Encrypting an existing home directory with gocryptfs

Posted on Oct 26, 2025

I few weeks ago I got my hands on a Panasonic CF-SZ5 laptop from Japan and I love this little thing. Following this guide from bacardi55 I encrypted my existing home dir using gocryptfs to add a layer of protection while I turn it into my EDC laptop.

This post isn’t a guide, instead some notes on why and how its going.

Why? Plus some how

I’m sure the first question from anyone is why encrypt the home directory this way, rather than using the built-in encryption tools in the OS installer. Well, I don’t have a fresh install. Its actually my desktop install cloned to the laptop.

I love my desktop setup. It is exactly the way I want it. When I thought about how I was going to setup the Panasonic laptop, I kept thinking that I wish I could move my existing desktop to it so that it is an exact clone, just half the size and portable.

Thanks to Linux and open source, that is 100% possible.

Using Clonezilla I cloned my desktop drive and restored it on the Panasonic. Then I booted into a live environment, edited the fstab to remove network file mounts and removed the cron jobs, neither are needed on my laptop. Then booted normally and everything is good to go. One of the amazing features of Linux is the ability to port existing installs to new machines. The Panasonic is Intel CPU and WiFi, so I didn’t need to do anything for it to recognize all the hardware.

The ony adjustment I needed to make was to expand the swap partition to get hibernation working. I don’t need hibernation on my desktop, so swap was small. Luckily the drive in the Panasonic is larger than my desktop, so I booted into a live gparted ISO and resized all my partitions, giving swap enough space.

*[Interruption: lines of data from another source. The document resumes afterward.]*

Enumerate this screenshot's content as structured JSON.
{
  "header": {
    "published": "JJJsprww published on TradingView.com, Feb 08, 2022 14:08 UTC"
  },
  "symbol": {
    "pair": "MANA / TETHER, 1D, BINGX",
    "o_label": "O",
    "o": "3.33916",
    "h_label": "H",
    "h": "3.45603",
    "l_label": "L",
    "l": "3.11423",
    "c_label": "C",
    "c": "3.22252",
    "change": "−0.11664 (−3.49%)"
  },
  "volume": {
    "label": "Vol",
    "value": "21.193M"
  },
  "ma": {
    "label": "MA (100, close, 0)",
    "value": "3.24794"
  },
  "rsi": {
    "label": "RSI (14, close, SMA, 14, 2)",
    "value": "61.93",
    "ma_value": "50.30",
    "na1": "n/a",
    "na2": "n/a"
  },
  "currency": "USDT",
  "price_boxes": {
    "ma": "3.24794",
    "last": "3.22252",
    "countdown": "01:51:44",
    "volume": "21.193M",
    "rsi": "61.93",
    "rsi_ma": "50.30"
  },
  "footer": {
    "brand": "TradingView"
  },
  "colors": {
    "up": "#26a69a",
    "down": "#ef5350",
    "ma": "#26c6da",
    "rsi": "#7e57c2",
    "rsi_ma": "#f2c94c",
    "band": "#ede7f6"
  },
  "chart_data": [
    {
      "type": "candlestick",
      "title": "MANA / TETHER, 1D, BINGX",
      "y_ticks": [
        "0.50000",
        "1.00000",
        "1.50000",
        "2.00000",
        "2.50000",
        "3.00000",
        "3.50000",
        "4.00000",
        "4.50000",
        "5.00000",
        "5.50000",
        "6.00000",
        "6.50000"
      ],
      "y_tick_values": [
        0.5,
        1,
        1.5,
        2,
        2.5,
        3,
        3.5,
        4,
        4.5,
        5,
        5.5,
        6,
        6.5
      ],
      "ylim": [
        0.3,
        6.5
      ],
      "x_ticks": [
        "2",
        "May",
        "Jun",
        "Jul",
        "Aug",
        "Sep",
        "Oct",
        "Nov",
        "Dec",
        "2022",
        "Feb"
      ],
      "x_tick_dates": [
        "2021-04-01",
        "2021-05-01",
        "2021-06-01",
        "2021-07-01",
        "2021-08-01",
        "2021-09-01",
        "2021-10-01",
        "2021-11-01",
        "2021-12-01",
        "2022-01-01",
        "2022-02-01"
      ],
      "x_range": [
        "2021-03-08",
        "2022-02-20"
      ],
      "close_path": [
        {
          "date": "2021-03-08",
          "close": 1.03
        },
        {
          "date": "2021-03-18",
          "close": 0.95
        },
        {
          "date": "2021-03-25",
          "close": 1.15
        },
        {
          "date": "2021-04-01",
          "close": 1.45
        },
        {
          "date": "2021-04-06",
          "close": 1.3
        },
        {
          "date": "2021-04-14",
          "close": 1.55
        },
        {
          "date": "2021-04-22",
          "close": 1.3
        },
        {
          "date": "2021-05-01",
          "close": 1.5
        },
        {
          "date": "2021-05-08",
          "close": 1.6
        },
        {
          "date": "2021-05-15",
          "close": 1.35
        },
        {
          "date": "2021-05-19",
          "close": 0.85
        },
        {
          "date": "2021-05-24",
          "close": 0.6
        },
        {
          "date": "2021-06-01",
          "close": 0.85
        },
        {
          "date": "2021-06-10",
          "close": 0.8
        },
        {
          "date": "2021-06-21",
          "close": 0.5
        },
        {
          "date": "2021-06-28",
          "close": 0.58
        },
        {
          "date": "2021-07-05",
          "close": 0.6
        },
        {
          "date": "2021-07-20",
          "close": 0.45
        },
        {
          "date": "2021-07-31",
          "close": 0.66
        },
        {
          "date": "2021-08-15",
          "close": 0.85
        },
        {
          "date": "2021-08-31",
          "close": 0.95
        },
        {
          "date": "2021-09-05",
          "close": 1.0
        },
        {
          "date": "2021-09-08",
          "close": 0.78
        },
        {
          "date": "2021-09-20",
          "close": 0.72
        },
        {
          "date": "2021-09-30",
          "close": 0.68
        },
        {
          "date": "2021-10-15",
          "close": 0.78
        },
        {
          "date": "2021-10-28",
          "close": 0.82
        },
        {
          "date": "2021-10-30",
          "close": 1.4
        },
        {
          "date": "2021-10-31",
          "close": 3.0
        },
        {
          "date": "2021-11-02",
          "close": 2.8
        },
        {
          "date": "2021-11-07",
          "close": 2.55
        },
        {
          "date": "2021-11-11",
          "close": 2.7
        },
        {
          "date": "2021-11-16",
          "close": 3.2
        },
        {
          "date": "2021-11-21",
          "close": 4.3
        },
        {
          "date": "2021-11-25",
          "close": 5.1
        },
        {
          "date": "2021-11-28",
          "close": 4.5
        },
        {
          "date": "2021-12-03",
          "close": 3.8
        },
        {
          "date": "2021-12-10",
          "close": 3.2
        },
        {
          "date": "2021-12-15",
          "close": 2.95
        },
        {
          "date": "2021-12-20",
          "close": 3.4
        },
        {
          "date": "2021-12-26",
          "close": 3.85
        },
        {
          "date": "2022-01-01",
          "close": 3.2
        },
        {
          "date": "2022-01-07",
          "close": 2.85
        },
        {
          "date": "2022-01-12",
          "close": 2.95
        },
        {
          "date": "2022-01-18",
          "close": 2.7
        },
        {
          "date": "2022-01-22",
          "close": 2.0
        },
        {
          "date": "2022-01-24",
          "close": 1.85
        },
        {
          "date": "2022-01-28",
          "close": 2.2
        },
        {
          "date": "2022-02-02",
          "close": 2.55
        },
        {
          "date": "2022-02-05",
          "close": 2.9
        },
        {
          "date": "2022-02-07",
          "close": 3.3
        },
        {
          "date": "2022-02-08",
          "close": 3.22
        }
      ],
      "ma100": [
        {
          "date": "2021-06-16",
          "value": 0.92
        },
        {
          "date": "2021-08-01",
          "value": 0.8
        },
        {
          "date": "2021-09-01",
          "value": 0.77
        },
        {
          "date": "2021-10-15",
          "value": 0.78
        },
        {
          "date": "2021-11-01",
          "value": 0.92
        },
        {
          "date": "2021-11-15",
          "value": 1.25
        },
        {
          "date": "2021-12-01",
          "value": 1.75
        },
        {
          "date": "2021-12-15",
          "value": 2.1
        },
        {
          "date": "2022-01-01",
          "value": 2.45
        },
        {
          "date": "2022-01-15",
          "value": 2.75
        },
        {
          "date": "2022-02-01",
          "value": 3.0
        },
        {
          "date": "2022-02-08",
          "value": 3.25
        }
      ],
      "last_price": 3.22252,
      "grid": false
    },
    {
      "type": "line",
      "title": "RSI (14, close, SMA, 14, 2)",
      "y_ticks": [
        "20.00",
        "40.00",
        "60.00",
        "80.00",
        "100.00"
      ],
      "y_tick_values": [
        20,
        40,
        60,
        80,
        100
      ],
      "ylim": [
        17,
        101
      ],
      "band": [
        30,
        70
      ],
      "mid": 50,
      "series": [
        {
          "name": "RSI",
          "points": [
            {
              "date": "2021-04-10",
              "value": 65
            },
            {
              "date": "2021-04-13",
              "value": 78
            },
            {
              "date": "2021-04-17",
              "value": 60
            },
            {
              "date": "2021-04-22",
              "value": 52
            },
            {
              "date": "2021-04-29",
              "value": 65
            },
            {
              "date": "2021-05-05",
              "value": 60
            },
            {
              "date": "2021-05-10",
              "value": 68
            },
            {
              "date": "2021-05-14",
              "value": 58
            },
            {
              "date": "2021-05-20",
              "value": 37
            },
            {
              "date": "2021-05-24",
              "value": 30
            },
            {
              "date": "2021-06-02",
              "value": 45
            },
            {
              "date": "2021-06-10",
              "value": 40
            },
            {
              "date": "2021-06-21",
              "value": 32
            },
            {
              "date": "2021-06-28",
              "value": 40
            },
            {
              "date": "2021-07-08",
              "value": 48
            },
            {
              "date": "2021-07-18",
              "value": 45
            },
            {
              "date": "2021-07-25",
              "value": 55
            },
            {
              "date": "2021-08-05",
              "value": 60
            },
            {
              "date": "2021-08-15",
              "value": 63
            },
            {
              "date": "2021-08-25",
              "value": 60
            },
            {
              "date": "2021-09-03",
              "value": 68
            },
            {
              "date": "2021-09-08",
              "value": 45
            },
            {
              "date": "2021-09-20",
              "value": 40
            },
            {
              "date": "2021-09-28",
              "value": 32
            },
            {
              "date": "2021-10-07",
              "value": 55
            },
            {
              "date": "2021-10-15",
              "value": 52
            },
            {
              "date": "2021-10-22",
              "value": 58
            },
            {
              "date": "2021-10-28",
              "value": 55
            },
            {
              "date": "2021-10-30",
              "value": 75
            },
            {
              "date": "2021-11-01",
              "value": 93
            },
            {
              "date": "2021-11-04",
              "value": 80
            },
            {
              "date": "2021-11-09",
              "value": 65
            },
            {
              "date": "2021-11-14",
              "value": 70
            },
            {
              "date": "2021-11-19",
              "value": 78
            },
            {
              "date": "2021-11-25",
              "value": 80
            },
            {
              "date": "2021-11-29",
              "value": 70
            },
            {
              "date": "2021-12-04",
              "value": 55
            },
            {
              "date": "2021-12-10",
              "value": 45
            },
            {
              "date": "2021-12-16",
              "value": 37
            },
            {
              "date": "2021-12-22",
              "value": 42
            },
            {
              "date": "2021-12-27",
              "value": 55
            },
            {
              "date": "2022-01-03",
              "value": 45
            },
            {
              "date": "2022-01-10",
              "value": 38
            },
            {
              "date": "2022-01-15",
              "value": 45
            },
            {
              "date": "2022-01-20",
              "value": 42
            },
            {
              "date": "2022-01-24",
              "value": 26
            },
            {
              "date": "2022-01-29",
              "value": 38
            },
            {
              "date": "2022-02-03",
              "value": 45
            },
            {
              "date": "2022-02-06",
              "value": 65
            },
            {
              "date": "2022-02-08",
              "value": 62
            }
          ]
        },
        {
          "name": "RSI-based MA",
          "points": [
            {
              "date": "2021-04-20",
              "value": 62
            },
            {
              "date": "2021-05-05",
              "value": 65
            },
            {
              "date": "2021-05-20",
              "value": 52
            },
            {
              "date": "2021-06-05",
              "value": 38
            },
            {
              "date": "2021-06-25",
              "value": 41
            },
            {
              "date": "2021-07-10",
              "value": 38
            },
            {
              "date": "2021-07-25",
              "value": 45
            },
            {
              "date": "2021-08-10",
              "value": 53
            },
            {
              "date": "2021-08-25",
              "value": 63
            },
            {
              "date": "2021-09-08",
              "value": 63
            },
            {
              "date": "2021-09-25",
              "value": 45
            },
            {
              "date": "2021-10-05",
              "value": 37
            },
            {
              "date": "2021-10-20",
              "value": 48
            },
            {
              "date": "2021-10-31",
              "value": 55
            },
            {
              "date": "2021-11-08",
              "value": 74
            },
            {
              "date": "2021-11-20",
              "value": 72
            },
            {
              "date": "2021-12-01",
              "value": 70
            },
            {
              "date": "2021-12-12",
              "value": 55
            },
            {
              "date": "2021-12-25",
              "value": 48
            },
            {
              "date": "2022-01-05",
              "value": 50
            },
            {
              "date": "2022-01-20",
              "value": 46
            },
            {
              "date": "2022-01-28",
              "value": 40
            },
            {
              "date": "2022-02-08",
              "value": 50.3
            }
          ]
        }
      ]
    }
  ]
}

I’ve been using it for more than a week and have had zero issues, other than having to re-login to a few things.

This being said, my desktop does not have /home encrypted since it sits next to my desk at home and never leaves. This means it /home is also not encrypted on the new machine. I needed to find a different solution.

How it went

As I mentioned, I followed this wonderful guide to encrypt my existing home directory with gocryptfs and then to automatically decrypt when logging into the system. I have no notes on their guide. I was able to easily follow it and have no notes.

This does not mean the /home partition is encrypted. It is only my users home dir, which is fine with me.

Performance has been good. Most of the time I don’t even notice the slight performance hit doing it this way. The only trouble is sometimes the RAM usage can be a little high. This is due to gocryptfs being a fuse file system, which always comes with a RAM hit. At most I see gocryptfs using ~500MB of RAM.

Other than some higher RAM usage, everything just works.

Doing this setup saved me a ton of time configuring a new laptop. Instead of having to re-install everything, download my dotfiles, adjust some configs that aren’t in my dotfile repo, setup my keyboard shortcuts, and troubleshoot why some things aren’t working, I was up and running in about 3 hours.

Now I can focus on playing with the Panasonic laptop, rather than spend a bunch of energy to get it functional.